Olivier Le Cour Grandmaison: Cancer du Tropique...

Le professeur de philosophie politique Olivier Le Cour Grandmaison poursuit son implacable exploration du passé colonial français. Certes le sujet avait déjà été abordé dans le retentissant Coloniser. Exterminer, où les ressorts idéologiques et politiques de l’occupation de l’Algérie avaient été savamment décortiqués. Cette fois, c’est sur le terrain de la justification scientifique du projet colonial que se place l’historien, qui se propose de cartographier L’Empire des hygiénistes.


Vaste territoire, qui va chercher au Maghreb, en Asie ou dans les Dom-Tom son champ d’investigation et d’expérimentation. Vaste surtout pour être à la fois mental et intellectuel, et tentant d’atteindre, en matière de prophylaxie comme de soin, l’horizon d’un idéal. C’est le monde entier, avec ses terres vierges et ses populations primitives, qui devient un laboratoire à dimension continentale, réservé à l’usage de médecins, d’urbanistes, de sérologues et d’anthropologues… Autant d’experts qui s’avèrent au fond animés par une même obsession (l’occidentalisation du globe) et une même quête (la pureté du corps, puis au-delà de la race).


L’essai de Grandmaison est un monument d’érudition, tant il couvre de nombreux champs du savoir et de domaines du quotidien ; tous ceux en somme où le terme « hygiénisme » est susceptible d’être appliqué.
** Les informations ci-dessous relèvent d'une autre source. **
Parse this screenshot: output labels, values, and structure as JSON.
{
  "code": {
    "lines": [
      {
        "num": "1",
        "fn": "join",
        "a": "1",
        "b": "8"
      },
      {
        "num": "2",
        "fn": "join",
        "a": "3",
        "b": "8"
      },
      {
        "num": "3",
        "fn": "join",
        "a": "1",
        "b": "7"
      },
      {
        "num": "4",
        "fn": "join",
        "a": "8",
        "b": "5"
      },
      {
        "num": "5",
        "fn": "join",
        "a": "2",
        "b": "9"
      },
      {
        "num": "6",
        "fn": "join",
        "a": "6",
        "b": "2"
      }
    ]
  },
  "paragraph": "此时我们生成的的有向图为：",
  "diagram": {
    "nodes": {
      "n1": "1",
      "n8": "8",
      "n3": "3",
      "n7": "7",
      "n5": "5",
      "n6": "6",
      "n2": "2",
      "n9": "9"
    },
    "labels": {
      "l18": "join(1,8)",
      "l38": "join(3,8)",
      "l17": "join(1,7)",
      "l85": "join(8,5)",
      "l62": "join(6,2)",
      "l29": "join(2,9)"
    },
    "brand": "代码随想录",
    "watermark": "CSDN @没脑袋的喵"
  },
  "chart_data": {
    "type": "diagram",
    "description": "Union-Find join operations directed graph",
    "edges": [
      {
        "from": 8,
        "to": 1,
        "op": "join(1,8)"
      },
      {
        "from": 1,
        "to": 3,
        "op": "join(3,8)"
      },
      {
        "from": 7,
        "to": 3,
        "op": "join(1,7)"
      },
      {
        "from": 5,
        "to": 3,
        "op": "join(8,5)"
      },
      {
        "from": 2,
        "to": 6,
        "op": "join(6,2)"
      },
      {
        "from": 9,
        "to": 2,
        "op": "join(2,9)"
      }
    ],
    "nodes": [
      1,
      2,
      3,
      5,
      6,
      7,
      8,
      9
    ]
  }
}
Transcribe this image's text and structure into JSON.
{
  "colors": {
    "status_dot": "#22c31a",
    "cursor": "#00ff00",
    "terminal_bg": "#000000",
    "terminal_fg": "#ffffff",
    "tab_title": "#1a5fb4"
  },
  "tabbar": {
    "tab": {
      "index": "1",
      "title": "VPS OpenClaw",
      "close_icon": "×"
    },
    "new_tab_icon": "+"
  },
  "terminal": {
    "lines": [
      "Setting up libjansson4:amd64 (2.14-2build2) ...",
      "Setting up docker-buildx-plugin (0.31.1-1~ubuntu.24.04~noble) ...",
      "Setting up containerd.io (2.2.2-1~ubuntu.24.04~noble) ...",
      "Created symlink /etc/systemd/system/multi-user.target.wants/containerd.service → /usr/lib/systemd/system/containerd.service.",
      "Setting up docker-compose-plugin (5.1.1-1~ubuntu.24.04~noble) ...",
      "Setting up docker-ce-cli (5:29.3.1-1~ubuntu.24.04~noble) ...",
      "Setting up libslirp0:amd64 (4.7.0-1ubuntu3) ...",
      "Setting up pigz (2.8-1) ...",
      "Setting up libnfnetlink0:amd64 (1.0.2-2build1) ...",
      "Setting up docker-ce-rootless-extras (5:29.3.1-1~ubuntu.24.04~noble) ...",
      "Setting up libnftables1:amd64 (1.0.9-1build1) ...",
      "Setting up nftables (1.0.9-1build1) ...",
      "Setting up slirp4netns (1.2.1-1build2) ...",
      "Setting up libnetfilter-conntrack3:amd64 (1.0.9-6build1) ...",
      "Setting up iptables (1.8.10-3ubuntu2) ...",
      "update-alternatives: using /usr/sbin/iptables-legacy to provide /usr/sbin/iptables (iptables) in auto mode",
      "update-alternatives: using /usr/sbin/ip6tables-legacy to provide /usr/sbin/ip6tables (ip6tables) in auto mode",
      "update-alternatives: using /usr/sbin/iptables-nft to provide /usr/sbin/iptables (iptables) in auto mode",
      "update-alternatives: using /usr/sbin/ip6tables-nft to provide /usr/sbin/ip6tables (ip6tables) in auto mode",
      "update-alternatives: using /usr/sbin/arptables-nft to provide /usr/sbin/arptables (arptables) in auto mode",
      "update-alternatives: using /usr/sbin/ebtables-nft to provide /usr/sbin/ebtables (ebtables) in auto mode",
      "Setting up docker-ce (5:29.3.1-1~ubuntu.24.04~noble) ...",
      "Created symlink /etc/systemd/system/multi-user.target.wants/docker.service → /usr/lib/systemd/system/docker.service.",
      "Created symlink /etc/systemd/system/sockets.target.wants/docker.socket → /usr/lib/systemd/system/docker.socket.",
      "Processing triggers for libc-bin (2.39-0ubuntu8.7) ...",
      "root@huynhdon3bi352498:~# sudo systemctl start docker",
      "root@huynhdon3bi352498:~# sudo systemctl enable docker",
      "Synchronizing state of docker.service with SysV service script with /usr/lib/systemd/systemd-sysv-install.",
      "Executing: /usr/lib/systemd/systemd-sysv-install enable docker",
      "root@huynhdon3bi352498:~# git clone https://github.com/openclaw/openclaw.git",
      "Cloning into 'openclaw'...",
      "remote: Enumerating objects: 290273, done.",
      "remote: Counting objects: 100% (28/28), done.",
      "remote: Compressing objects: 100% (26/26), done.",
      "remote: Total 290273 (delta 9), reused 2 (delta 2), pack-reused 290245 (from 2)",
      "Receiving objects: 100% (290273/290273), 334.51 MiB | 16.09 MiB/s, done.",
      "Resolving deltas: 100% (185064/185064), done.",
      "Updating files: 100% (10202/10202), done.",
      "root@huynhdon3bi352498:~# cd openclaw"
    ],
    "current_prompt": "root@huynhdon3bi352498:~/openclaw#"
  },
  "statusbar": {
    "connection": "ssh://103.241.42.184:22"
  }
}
Ainsi, si bien sûr la biologie est au cœur même du propos, avec ce qu’elle induit d’efforts pour préserver l’organisme des pathologies, de lutte pour la survie en milieu naturel hostile, de remédiations aux tares soi-disant innées, de combats contre les menaces épidémiques – l’environnement urbanistique fait lui aussi l’objet d’un traitement passionnant.


Grandmaison ne s’est pas contenté de lister les maux auxquels étaient confrontés les coloniaux (et dont les moindres ne sont pas les maladies vénériennes ou l’usage de substances que la morale réprouve) ainsi que les cures qui leur furent trouvées. Il étudie aussi la conception de l’architecture coloniale, depuis le tracé des rues jusqu’à la localisation des lieux d’aisance. Il prolonge le regard thérapeutique de ses implications sociales (le chapitre sur l’organisation du travail est sur ce point particulièrement éclairant). Enfin, il décrypte les ressorts d’un discours circulant entre les tenants d’une élite à blouse et casque blancs, qui, sous couleur de bienveillance guérisseuse, de probité républicaine, d’apport des Lumières et des bienfaits de la Civilisation à de malheureuses populations enténébrées, ne tendaient à justifier qu’un seul projet : l’exploitation de l’homme par l’homme.


Un maître ouvrage, sans conteste, et qui impose Olivier Le Cour Grandmaison comme l’un des penseurs contemporains les plus avisés du fait colonial.


Frédéric Saenen


Olivier Le Cour Grandmaison, L’Empire des hygiénistes. Vivre aux colonies, Fayard, novembre 2014, 360 pp., 23 €.